I am clear in my mind that Thurman is writing about God’s redeeming power, and of our human capacity to be the agents of God’s grace. But this is also a perfect description of Jesus’ response to the crippled and bent woman who came to the synagogue on the sabbath. His redemptive act was to be present with her in the very moment that the two were together, and to meet her need in that same present tense. Not on Sunday, when the Sabbath would be over, or in some back alley where the leader of the synagogue couldn’t pass judgment. In the synagogue, on the Sabbath, because that’s where she was and what she needed. The healing was an individual solution, not a general rule.
I am always more and more convinced that Christianity is deeply subversive of the world as we know it, deeply subversive of our social order, of our institutions, of all our regulations and protocols. And the emphasis on responding with love to the needs of individuals, regardless of their category or class—this seems to me as profoundly subversive as anything else Jesus did.

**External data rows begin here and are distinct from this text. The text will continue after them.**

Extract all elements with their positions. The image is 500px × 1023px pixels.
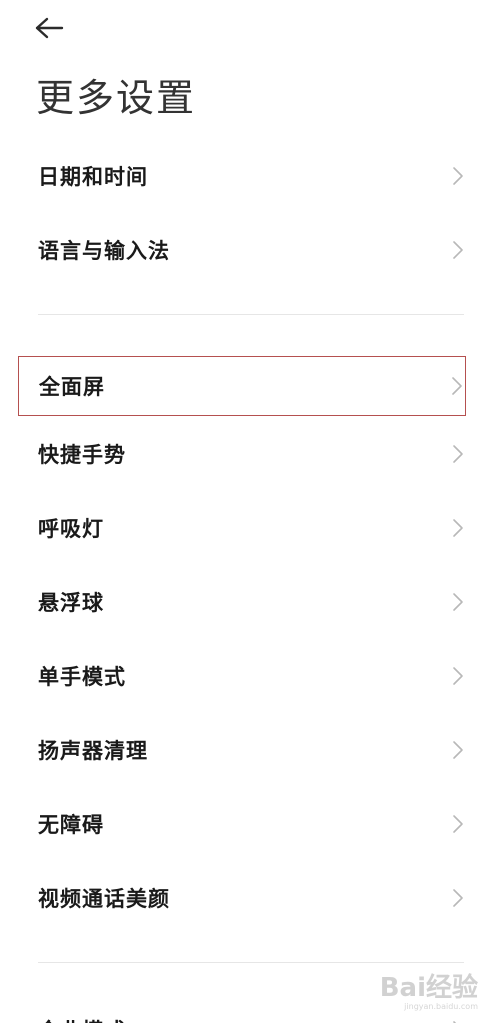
- settings-item-label: 全面屏: [39, 375, 105, 399]
- more-settings-screen: 更多设置 日期和时间 语言与输入法 全面屏 快捷手势 呼吸灯 悬浮球 单手模式 …: [0, 0, 500, 1023]
- settings-item-label: 语言与输入法: [38, 239, 170, 263]
- chevron-right-icon: [451, 376, 463, 396]
- settings-item-label: 呼吸灯: [38, 517, 104, 541]
- back-button[interactable]: [34, 10, 74, 46]
- baidu-jingyan-watermark: Bai经验 jingyan.baidu.com: [379, 973, 478, 1011]
- settings-item-label: 悬浮球: [38, 591, 104, 615]
- settings-item-label: 扬声器清理: [38, 739, 148, 763]
- settings-item-video-call-beauty[interactable]: 视频通话美颜: [18, 868, 466, 928]
- section-divider: [38, 962, 464, 963]
- watermark-text: Bai经验: [379, 973, 478, 1003]
- chevron-right-icon: [452, 444, 464, 464]
- settings-item-label: 无障碍: [38, 813, 104, 837]
- arrow-left-icon: [35, 17, 64, 39]
- settings-item-enterprise-mode[interactable]: 企业模式: [18, 1000, 466, 1023]
- page-title: 更多设置: [36, 76, 197, 120]
- chevron-right-icon: [452, 592, 464, 612]
- chevron-right-icon: [452, 740, 464, 760]
- settings-item-floating-ball[interactable]: 悬浮球: [18, 572, 466, 632]
- settings-item-speaker-cleaning[interactable]: 扬声器清理: [18, 720, 466, 780]
- settings-item-label: 单手模式: [38, 665, 126, 689]
- chevron-right-icon: [452, 666, 464, 686]
- chevron-right-icon: [452, 814, 464, 834]
- chevron-right-icon: [452, 888, 464, 908]
- settings-item-one-handed-mode[interactable]: 单手模式: [18, 646, 466, 706]
- chevron-right-icon: [452, 240, 464, 260]
- chevron-right-icon: [452, 166, 464, 186]
- settings-item-language-input[interactable]: 语言与输入法: [18, 220, 466, 280]
- settings-item-label: 日期和时间: [38, 165, 148, 189]
- settings-item-date-time[interactable]: 日期和时间: [18, 146, 466, 206]
- settings-item-accessibility[interactable]: 无障碍: [18, 794, 466, 854]
- settings-item-label: 快捷手势: [38, 443, 126, 467]
- chevron-right-icon: [452, 518, 464, 538]
- watermark-subtext: jingyan.baidu.com: [404, 1002, 478, 1011]
- settings-item-gestures[interactable]: 快捷手势: [18, 424, 466, 484]
- settings-item-label: 企业模式: [38, 1015, 126, 1023]
- settings-item-label: 视频通话美颜: [38, 887, 170, 911]
- section-divider: [38, 314, 464, 315]
- settings-item-notification-light[interactable]: 呼吸灯: [18, 498, 466, 558]
- settings-item-full-screen[interactable]: 全面屏: [18, 356, 466, 416]
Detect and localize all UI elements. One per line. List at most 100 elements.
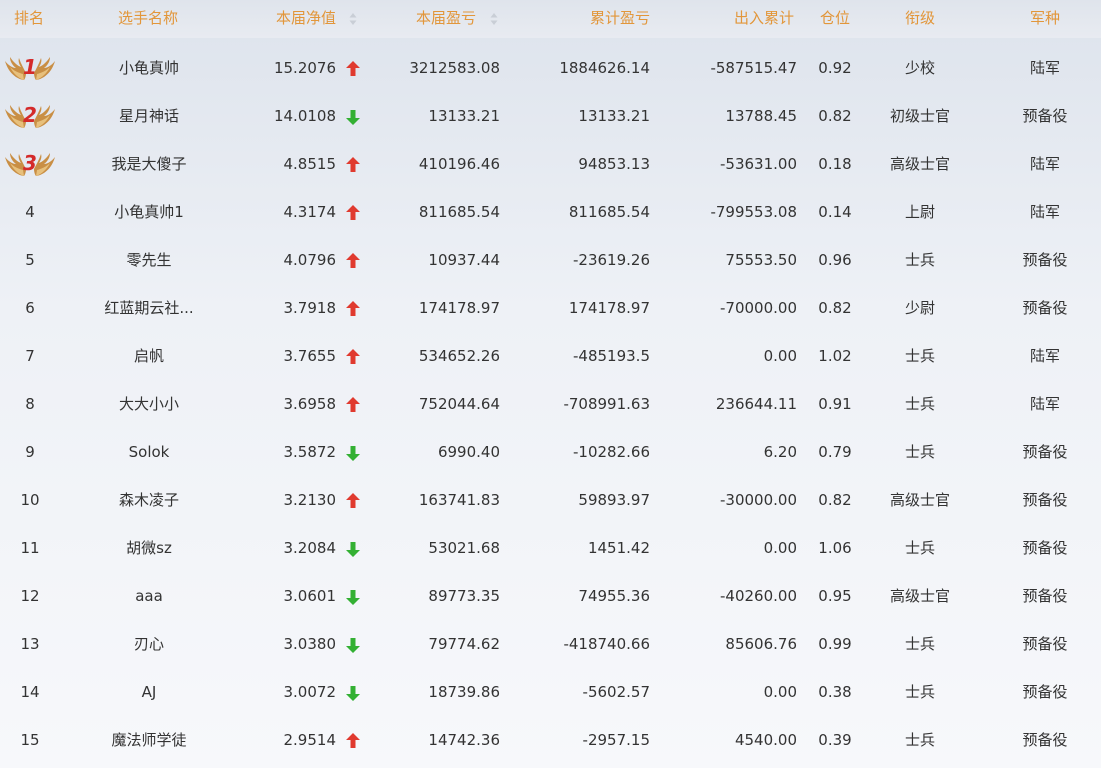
- position-value: 0.82: [818, 491, 852, 509]
- table-row[interactable]: 4 小龟真帅1 4.3174 811685.54 811685.54 -799553.08…: [0, 188, 1101, 236]
- player-name[interactable]: 我是大傻子: [90, 140, 208, 188]
- profit-value: 18739.86: [428, 683, 500, 701]
- rank-title: 士兵: [904, 635, 935, 653]
- cumulative-profit-value: 1884626.14: [559, 59, 650, 77]
- position-value: 1.02: [818, 347, 852, 365]
- table-row[interactable]: 5 零先生 4.0796 10937.44 -23619.26 75553.50 0.96 士…: [0, 236, 1101, 284]
- cash-flow-value: -70000.00: [720, 299, 797, 317]
- cumulative-profit-value: -485193.5: [573, 347, 650, 365]
- rank-title: 士兵: [904, 251, 935, 269]
- table-row[interactable]: 13 刃心 3.0380 79774.62 -418740.66 85606.76 0.99…: [0, 620, 1101, 668]
- player-name[interactable]: 大大小小: [90, 380, 208, 428]
- cash-flow-value: 75553.50: [725, 251, 797, 269]
- cash-flow-value: 13788.45: [725, 107, 797, 125]
- net-value: 4.3174: [283, 203, 337, 221]
- profit-value: 410196.46: [418, 155, 500, 173]
- table-row[interactable]: 10 森木凌子 3.2130 163741.83 59893.97 -30000.00 0.…: [0, 476, 1101, 524]
- table-row[interactable]: 11 胡微sz 3.2084 53021.68 1451.42 0.00 1.06 士兵 预备役: [0, 524, 1101, 572]
- branch-value: 预备役: [1022, 491, 1068, 509]
- player-name[interactable]: 启帆: [90, 332, 208, 380]
- player-name[interactable]: 胡微sz: [90, 524, 208, 572]
- rank-badge-wings-icon: 2: [4, 100, 56, 132]
- table-row[interactable]: 2 星月神话 14.0108 13133.21 13133.21 13788.45 0.82…: [0, 92, 1101, 140]
- player-name[interactable]: aaa: [90, 572, 208, 620]
- position-value: 0.18: [818, 155, 852, 173]
- arrow-up-icon: [346, 733, 360, 748]
- player-name[interactable]: AJ: [90, 668, 208, 716]
- rank-title: 初级士官: [889, 107, 950, 125]
- arrow-up-icon: [346, 205, 360, 220]
- header-name[interactable]: 选手名称: [88, 0, 208, 38]
- player-name[interactable]: Solok: [90, 428, 208, 476]
- player-name[interactable]: 零先生: [90, 236, 208, 284]
- profit-value: 79774.62: [428, 635, 500, 653]
- table-row[interactable]: 3 我是大傻子 4.8515 410196.46 94853.13 -53631.00 0.…: [0, 140, 1101, 188]
- rank-number: 2: [23, 103, 37, 127]
- player-name[interactable]: 小龟真帅: [90, 44, 208, 92]
- header-cumulative-profit[interactable]: 累计盈亏: [530, 0, 650, 38]
- player-name[interactable]: 小龟真帅1: [90, 188, 208, 236]
- arrow-up-icon: [346, 301, 360, 316]
- player-name[interactable]: 刃心: [90, 620, 208, 668]
- position-value: 0.39: [818, 731, 852, 749]
- rank-title: 士兵: [904, 683, 935, 701]
- branch-value: 陆军: [1029, 59, 1060, 77]
- cash-flow-value: 6.20: [763, 443, 797, 461]
- table-row[interactable]: 14 AJ 3.0072 18739.86 -5602.57 0.00 0.38 士兵 预备役: [0, 668, 1101, 716]
- branch-value: 陆军: [1029, 155, 1060, 173]
- rank-badge-wings-icon: 1: [4, 52, 56, 84]
- profit-value: 811685.54: [418, 203, 500, 221]
- branch-value: 陆军: [1029, 395, 1060, 413]
- player-name[interactable]: 森木凌子: [90, 476, 208, 524]
- header-cash-flow[interactable]: 出入累计: [680, 0, 794, 38]
- rank-title: 高级士官: [889, 587, 950, 605]
- cumulative-profit-value: 13133.21: [578, 107, 650, 125]
- header-branch[interactable]: 军种: [995, 0, 1095, 38]
- cumulative-profit-value: 174178.97: [568, 299, 650, 317]
- table-row[interactable]: 15 魔法师学徒 2.9514 14742.36 -2957.15 4540.00 0.39…: [0, 716, 1101, 764]
- rank-title: 少尉: [904, 299, 935, 317]
- table-row[interactable]: 12 aaa 3.0601 89773.35 74955.36 -40260.00 0.95…: [0, 572, 1101, 620]
- header-title[interactable]: 衔级: [870, 0, 970, 38]
- header-position[interactable]: 仓位: [805, 0, 865, 38]
- player-name[interactable]: 魔法师学徒: [90, 716, 208, 764]
- player-name[interactable]: 星月神话: [90, 92, 208, 140]
- rank-number: 11: [20, 539, 40, 557]
- branch-value: 预备役: [1022, 107, 1068, 125]
- header-rank[interactable]: 排名: [0, 0, 58, 38]
- branch-value: 预备役: [1022, 683, 1068, 701]
- header-net-value[interactable]: 本届净值: [236, 0, 336, 38]
- header-profit[interactable]: 本届盈亏: [376, 0, 476, 38]
- rank-title: 士兵: [904, 443, 935, 461]
- table-row[interactable]: 8 大大小小 3.6958 752044.64 -708991.63 236644.11 0…: [0, 380, 1101, 428]
- position-value: 0.91: [818, 395, 852, 413]
- table-row[interactable]: 9 Solok 3.5872 6990.40 -10282.66 6.20 0.79 士兵 预备…: [0, 428, 1101, 476]
- position-value: 0.38: [818, 683, 852, 701]
- rank-number: 9: [25, 443, 35, 461]
- table-row[interactable]: 7 启帆 3.7655 534652.26 -485193.5 0.00 1.02 士兵 陆军: [0, 332, 1101, 380]
- cash-flow-value: -30000.00: [720, 491, 797, 509]
- arrow-down-icon: [346, 590, 360, 605]
- table-row[interactable]: 6 红蓝期云社... 3.7918 174178.97 174178.97 -70000.…: [0, 284, 1101, 332]
- rank-number: 12: [20, 587, 40, 605]
- player-name[interactable]: 红蓝期云社...: [90, 284, 208, 332]
- table-row[interactable]: 1 小龟真帅 15.2076 3212583.08 1884626.14 -587515.…: [0, 44, 1101, 92]
- branch-value: 预备役: [1022, 635, 1068, 653]
- cumulative-profit-value: -2957.15: [582, 731, 650, 749]
- sort-icon[interactable]: [349, 12, 357, 26]
- arrow-up-icon: [346, 61, 360, 76]
- cumulative-profit-value: -23619.26: [573, 251, 650, 269]
- branch-value: 预备役: [1022, 251, 1068, 269]
- rank-number: 7: [25, 347, 35, 365]
- sort-icon[interactable]: [490, 12, 498, 26]
- branch-value: 预备役: [1022, 587, 1068, 605]
- rank-number: 1: [23, 55, 37, 79]
- cash-flow-value: 0.00: [763, 683, 797, 701]
- cumulative-profit-value: -10282.66: [573, 443, 650, 461]
- net-value: 3.0072: [283, 683, 337, 701]
- rank-number: 6: [25, 299, 35, 317]
- rank-title: 高级士官: [889, 491, 950, 509]
- position-value: 0.96: [818, 251, 852, 269]
- branch-value: 陆军: [1029, 203, 1060, 221]
- profit-value: 534652.26: [418, 347, 500, 365]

That same emphasis is what I love about this place, about our college. It’s one place where we do absolutely live our Quaker character, even though we mostly don’t notice or acknowledge that we are doing so. It’s part of our institutional DNA to understand that the equality of our students demands that we accept them in all their differences; demands that we acknowledge that there are no standard-issue students and that our work with each student is to help them along from where they are to where they could be. And we do this reflexively, automatically, because there is no question that this is our mission, that this is one of the characteristics that distinguishes us, and distinguishes a Wilmington College education. We understand how to treat students equally in all their differences, rather than treating them equally by forcing them to be all the same. We treat them equally in their differences by loving each one individually.
I don’t know what else to say about that. Except it makes me glad to be here. And it allows me to believe that there are times when I, too, manage to be as radically subversive as Jesus was.